The station is fueled by a coal strip mine at Black Mesa called Kayenta Mine. Combined, the power plant and mine currently employ 935 people, in addition to contractors. Ninety percent of its employees are Native American. Originally the Hopi and Navajo tribes had terrible royalty deals but renegotiation has made the plant worth millions to the tribes. The station is set to close in 2019 due to rising costs. Native tribes will lose the most from its closure; the Hopi themselves rely on the plant for eighty percent of their income. As of April 2017 the station’s owners, Peabody Energy, hope to sell the station and then sell coal from Kayenta Mine at a lower price. Both the Bureau of Reclamation and the Navajo and Hopi tribes hope to see the plant remain open. Navajo Nation officials are looking to President Donald Trump in the hope that his administration will support federal subsidies to keep the site open.
Environmentalists have campaigned for regulation of the plant due to the pollution it emits. This pollution affects the atmosphere and the Grand Canyon. This is ironic considering the original campaign for its existence was to save the Grand Canyon. The 1977 Clean Air Act paved the way for environmental regulation but the Environmental Protection Agency (EPA) did not implement it to curtail regional pollution. Environmentalists campaigned and filed lawsuits pushing the EPA in 1991 to create new regulations specifically for Navajo Generating Station’s pollution; yet this did not solve the problem. Working with the EPA, the Grand Canyon Trust, and the Environmental Defense Fund, the station committed to severe cuts to sulfur emissions by 1999.
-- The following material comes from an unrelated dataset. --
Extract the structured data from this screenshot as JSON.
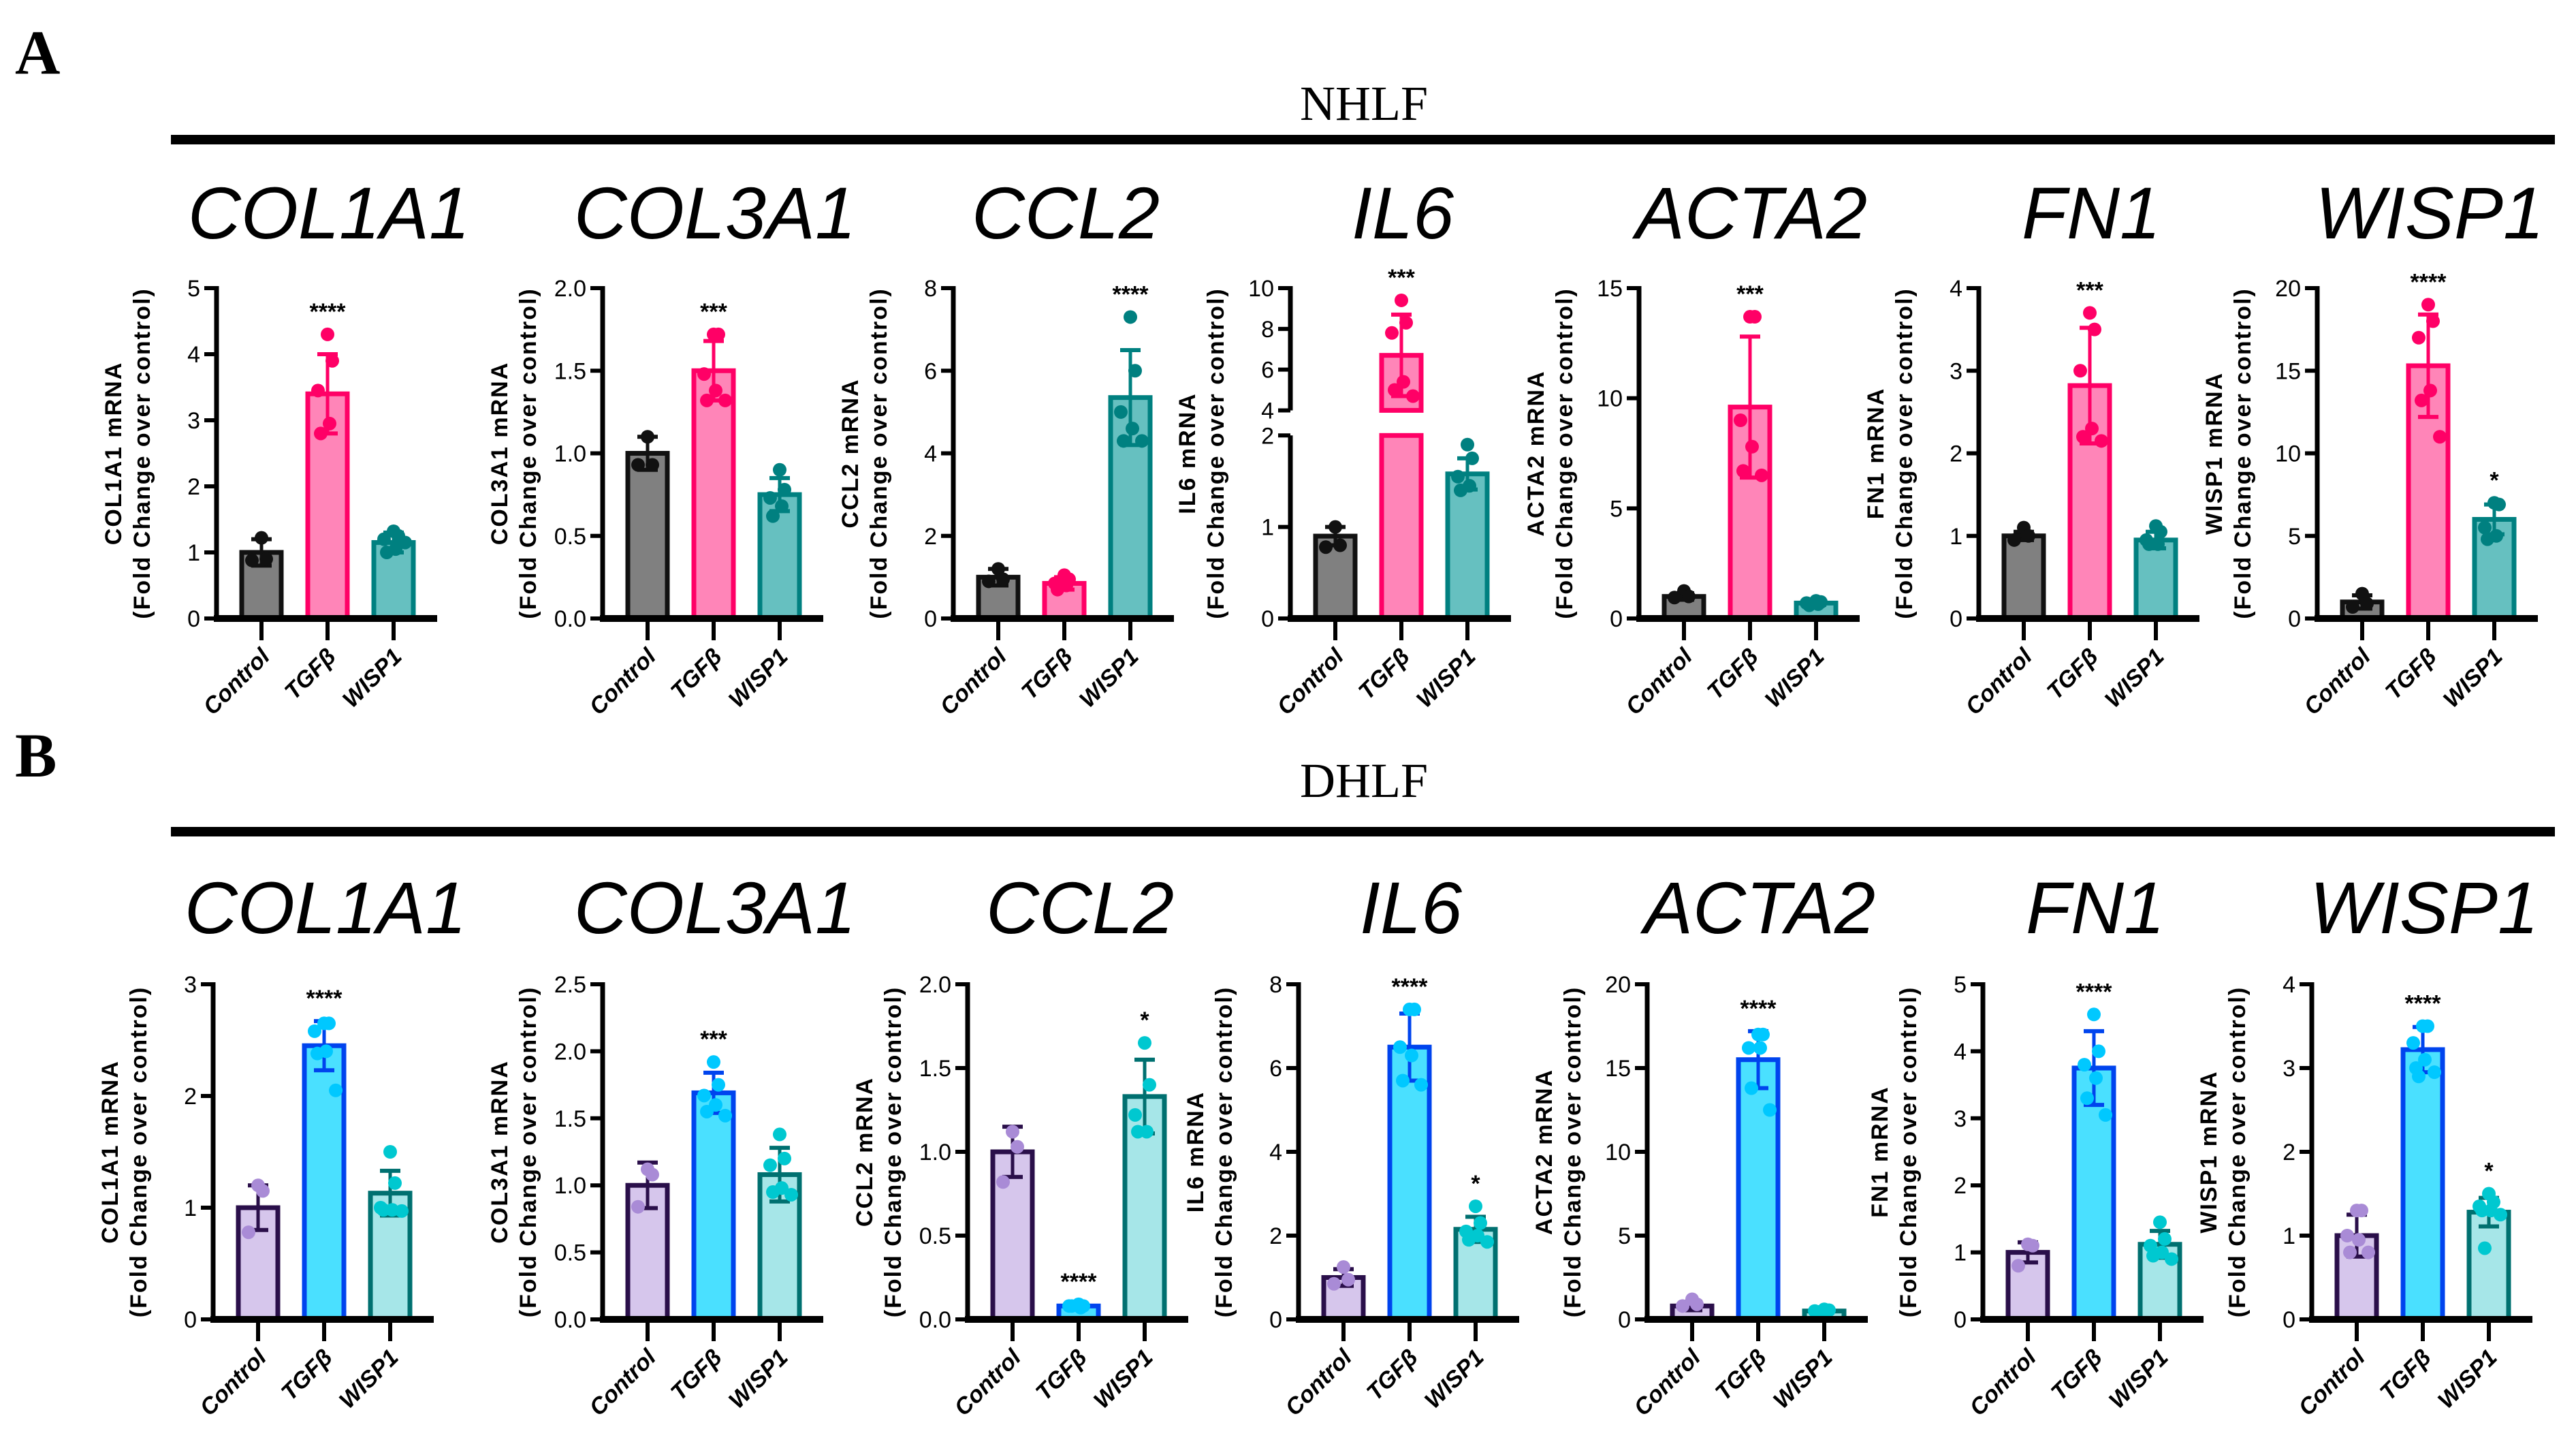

The station is still a large source of pollution and smog. The plant discharges 11.4 million metric tons a year; more greenhouse gases than a natural gas plant of equal size. It also releases 472 pounds of mercury, 4370 pounds of selenium, and 259 pounds of arsenic into the environment each year. These toxic chemicals contaminate the water affecting fish populations and our drinking water.